Если Миша был не в духе, не стоило перечить ему.

– Ты уверен, что это – его карета?..

– Ты вправду не торопишься?

– Я ж сказал.

Они как бы теснили друг друга словами. Была такая манера.

Лермонтов был мал ростом, коренаст, угрюм и явно недоволен собой.

– Нас обещал Соллогуб представить друг другу, – пояснил он с неохотой. Ты точно не торопишься?

– Я ж сказал – не тороплюсь.

– Как хочешь!.. Его жена, говорят, впервые в свете после родов.

– Все правильно! Только не впервые! – откликнулся Столыпин.

– Правда? Поезжай!

– Я ж сказал тебе – никуда не тороплюсь!

Они считались кузенами, хотя, было сложное родство: он приходился Михаилу двоюродным дядей, – вечная путаница с родственниками. Но он был на два года моложе Лермонтова, и тот держался, как старший.

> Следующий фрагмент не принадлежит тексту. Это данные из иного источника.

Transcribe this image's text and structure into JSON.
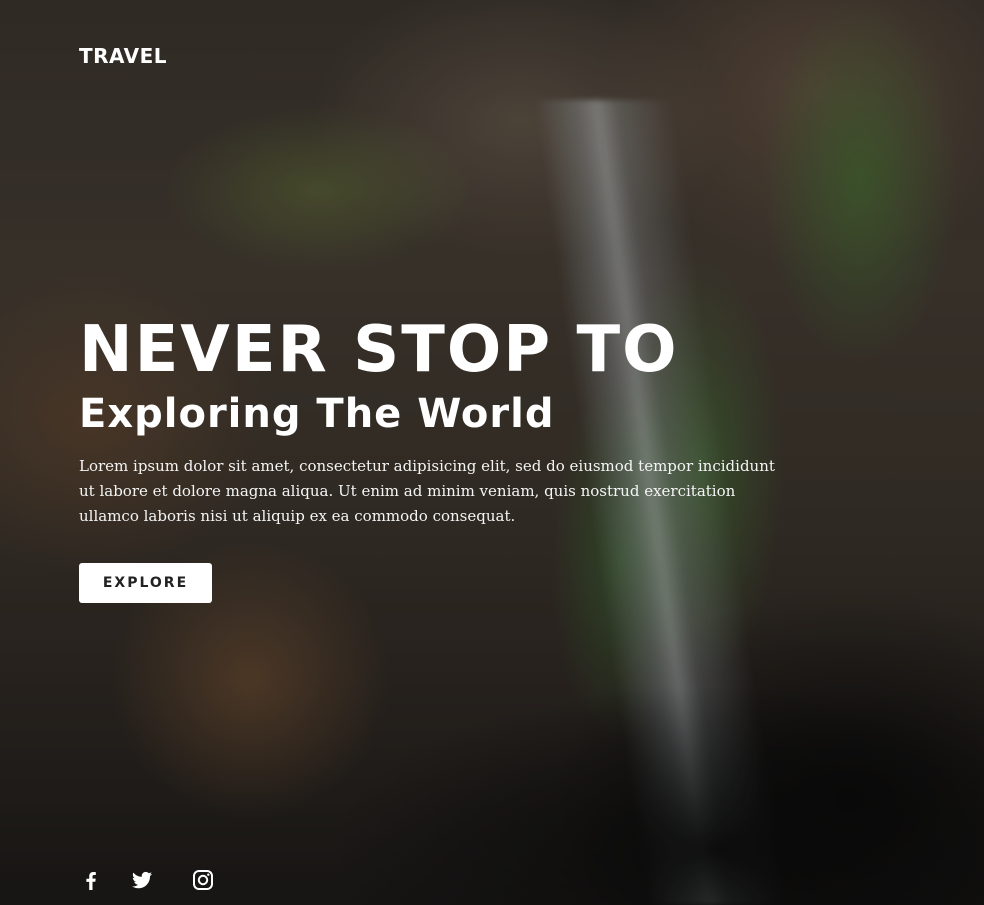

Из полутьмы, накрывавшей постепенно Елагин остров, – из дверей дворца вывалился еще один офицер. Спиной и продолжая раскланиваться с кем-то.

– Ой, а я Вас потерял!

Это был Трубецкой Александр, кавалергард. Их общий приятель.

– А-а, «Бархат»! – поздоровался Лермонтов мрачно. – А зачем ты нас искал?

– Э-эй! Ты не должен меня так называть! И вообще афишировать, что знаешь это прозвище! Не дай Бог! – испугался Трубецкой.

– А я не афиширую!

Хотя это знали решительно все. «Бархатом» Трубецкого назвала так сама, императрица российская Александра Федоровна, в кружок развлечений которой он вписался не так давно, но занял в нем достойное место. И кличка удержалась. «Бархат» – значит, бархатные глаза. В самом деле были почти бархатные.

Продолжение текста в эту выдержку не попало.